A new paper out of Beijing Academy of Artificial Intelligence quietly makes a bigger architectural claim than the usual leaderboard release. Their model, Orca, is trained on a single objective the authors call Next-State-Prediction modeling — one shared latent for what comes next, whether the next thing is a token, a video frame, or a robot action.

The setup is two complementary kinds of learning sitting on a frozen Qwen3.5 backbone. 'Unconscious learning' captures dense natural state transitions from continuous videos, and 'conscious learning' models sparser, language-described events plus VQA supervision. Pre-training data is reported at 125K hours of video and 160M event annotations, run at 0.8B and 4B parameter sizes.

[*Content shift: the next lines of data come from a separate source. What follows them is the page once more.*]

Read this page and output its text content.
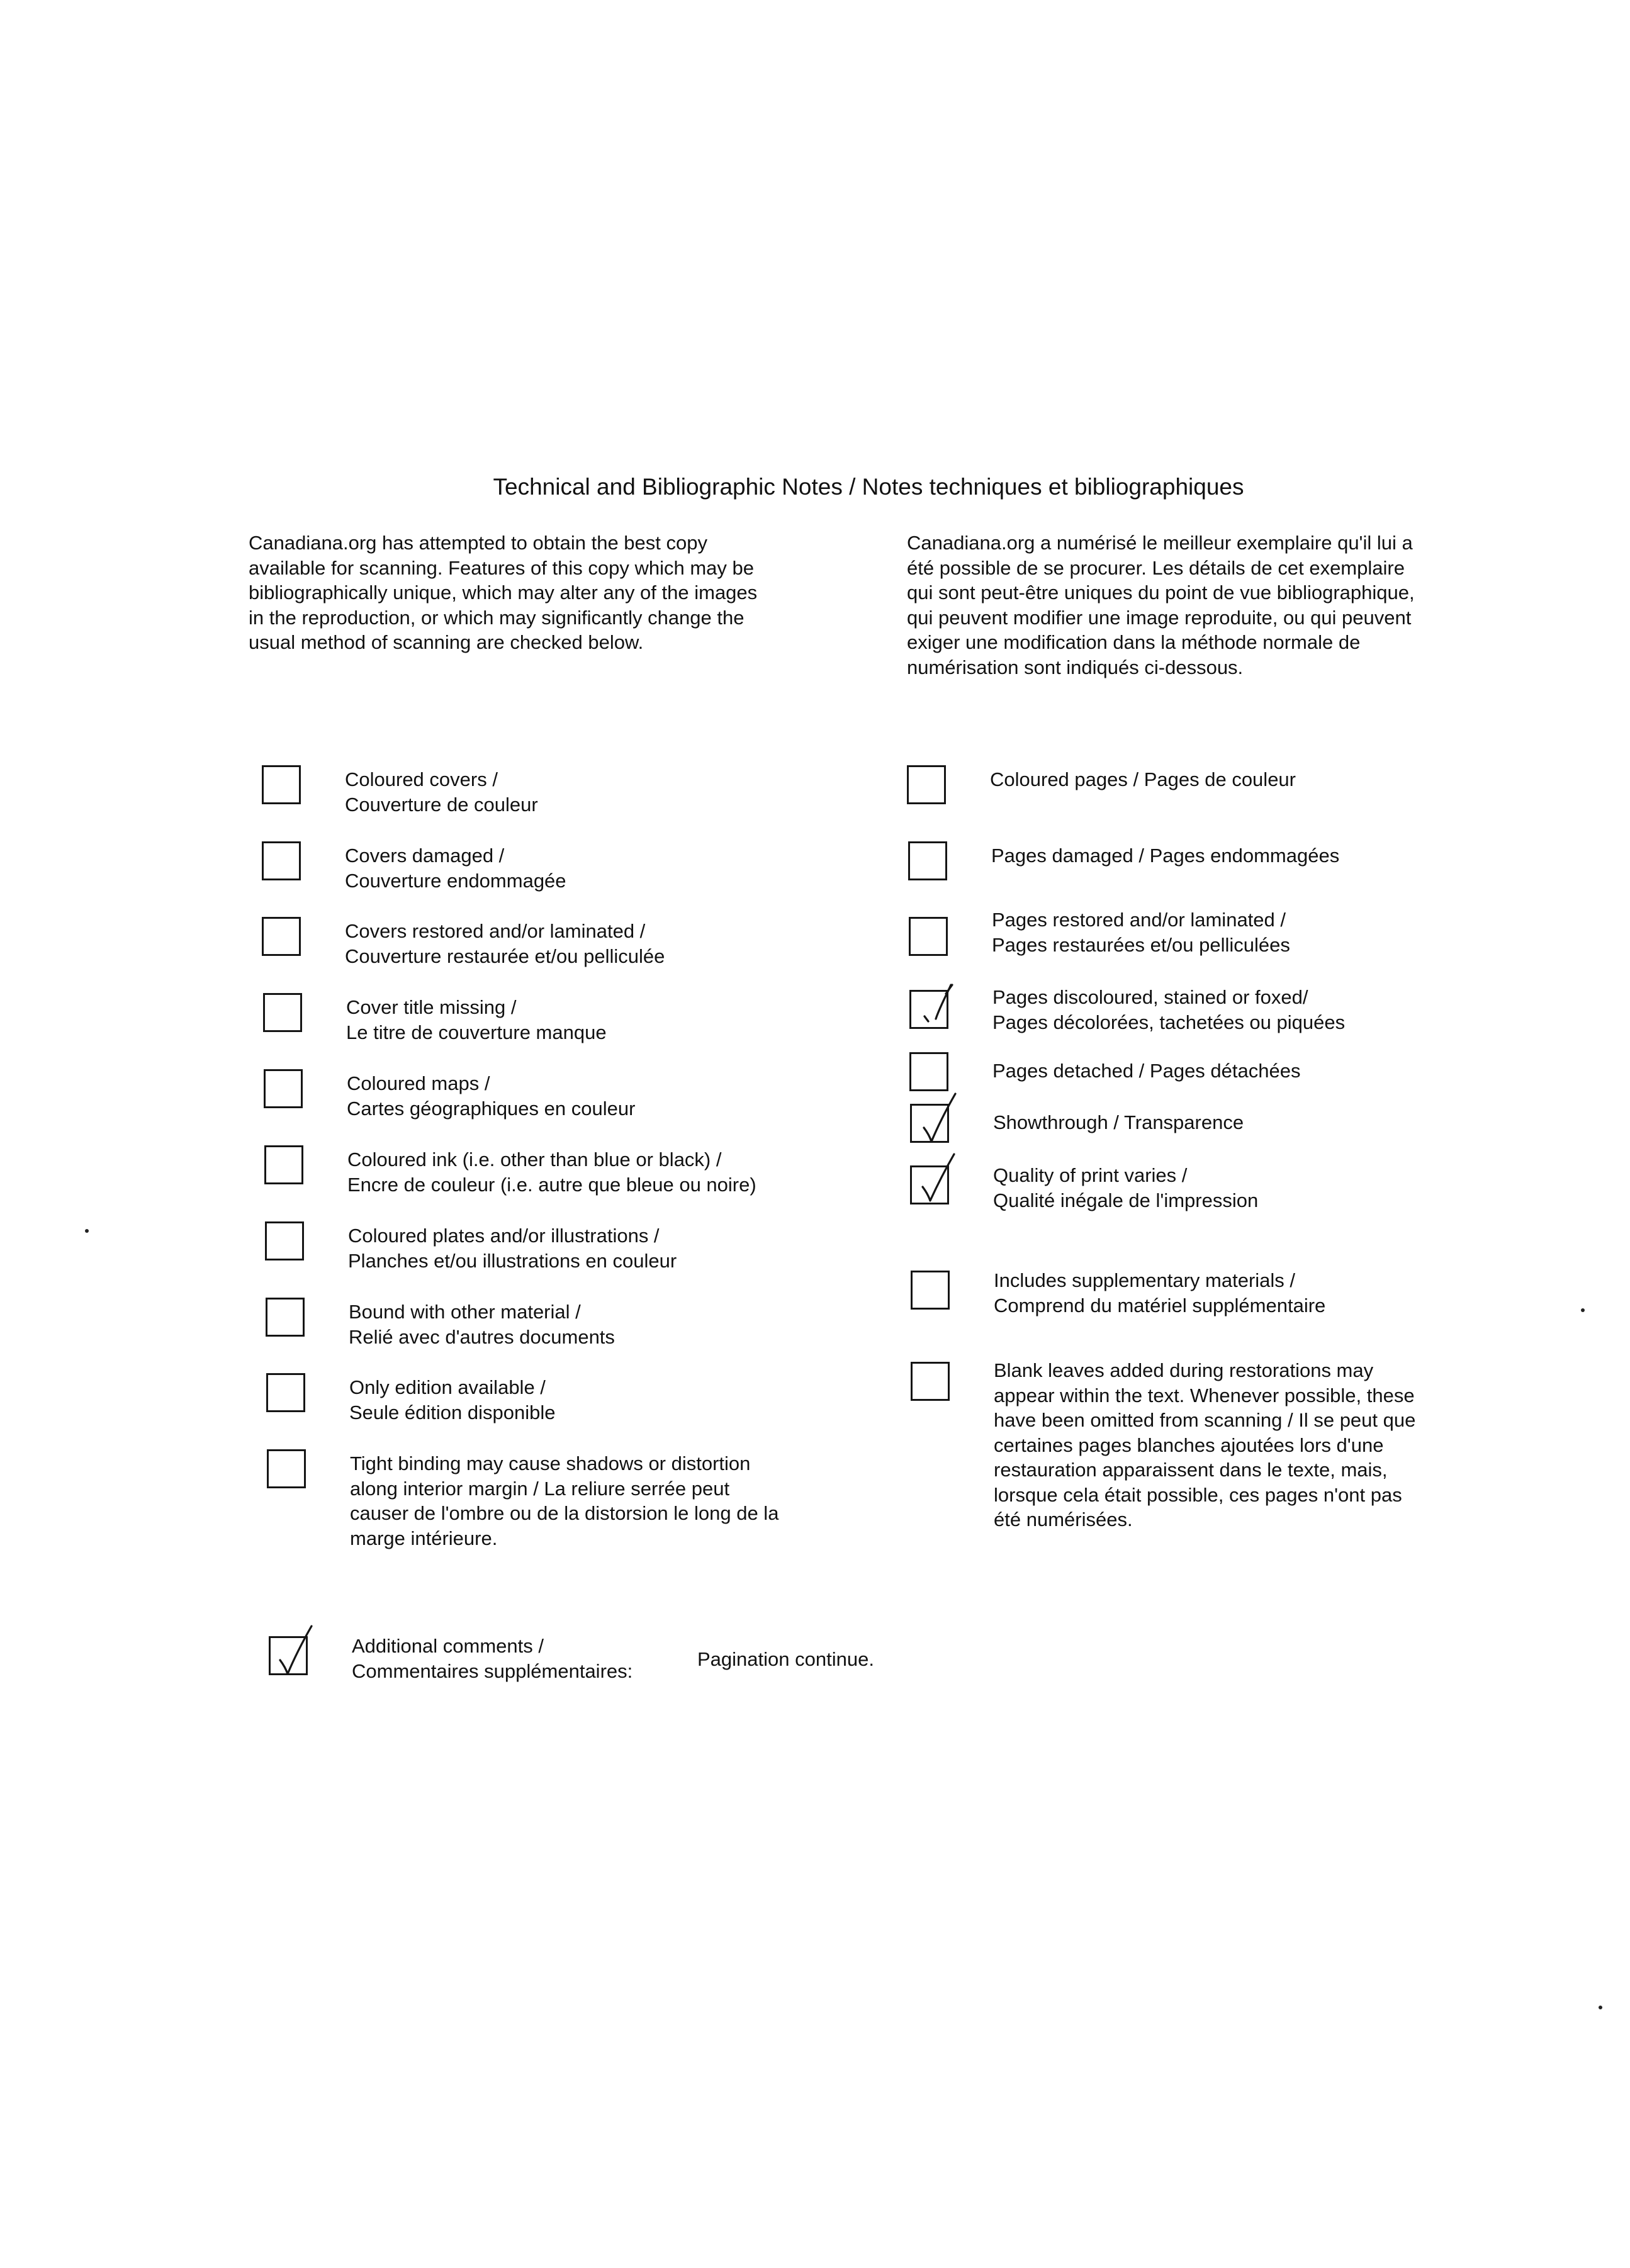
Technical and Bibliographic Notes / Notes techniques et bibliographiques
Canadiana.org has attempted to obtain the best copy
available for scanning. Features of this copy which may be
bibliographically unique, which may alter any of the images
in the reproduction, or which may significantly change the
usual method of scanning are checked below.
Canadiana.org a numérisé le meilleur exemplaire qu'il lui a
été possible de se procurer. Les détails de cet exemplaire
qui sont peut-être uniques du point de vue bibliographique,
qui peuvent modifier une image reproduite, ou qui peuvent
exiger une modification dans la méthode normale de
numérisation sont indiqués ci-dessous.
Coloured covers /
Couverture de couleur
Covers damaged /
Couverture endommagée
Covers restored and/or laminated /
Couverture restaurée et/ou pelliculée
Cover title missing /
Le titre de couverture manque
Coloured maps /
Cartes géographiques en couleur
Coloured ink (i.e. other than blue or black) /
Encre de couleur (i.e. autre que bleue ou noire)
Coloured plates and/or illustrations /
Planches et/ou illustrations en couleur
Bound with other material /
Relié avec d'autres documents
Only edition available /
Seule édition disponible
Tight binding may cause shadows or distortion
along interior margin / La reliure serrée peut
causer de l'ombre ou de la distorsion le long de la
marge intérieure.
Coloured pages / Pages de couleur
Pages damaged / Pages endommagées
Pages restored and/or laminated /
Pages restaurées et/ou pelliculées
Pages discoloured, stained or foxed/
Pages décolorées, tachetées ou piquées
Pages detached / Pages détachées
Showthrough / Transparence
Quality of print varies /
Qualité inégale de l'impression
Includes supplementary materials /
Comprend du matériel supplémentaire
Blank leaves added during restorations may
appear within the text. Whenever possible, these
have been omitted from scanning / Il se peut que
certaines pages blanches ajoutées lors d'une
restauration apparaissent dans le texte, mais,
lorsque cela était possible, ces pages n'ont pas
été numérisées.
Additional comments /
Commentaires supplémentaires:
Pagination continue.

The numbers, according to the paper page on Hugging Face, are the eyebrow raisers. Orca-4B averages 51.8 across MVBench, TemporalBench, 3DSRBench, and SWITCH, against 46.7 for Qwen3.5-4B at the same size. On the PRICE-V0.1 image-prediction benchmark it lands at 59.8 versus FLUX.2 klein at 56.1. On a real-robot out-of-distribution test it reports 36.6% against π₀.5's 27.6%, despite using no action labels in pre-training.

The honest caveat is that almost all of this is single-sourced from the authors. PRICE-V0.1 and SWITCH are unfamiliar enough that the headline gaps deserve a reported-not-settled read until someone outside BAAI reproduces them. The paper itself concedes the model used only about a tenth of the collected data, that supervision sits in a frozen ViT space rather than native multi-source learning, and that scale is capped at 4B for resource reasons. None of that is fatal, but it does mean the loss-curve story is early.

What I would actually watch is whether the weights ship, and whether one objective for video, image, and action is something a small lab can pick up and finetune. If it is, the case for stitching three specialised stacks together for video understanding, image prediction, and robot control starts to weaken.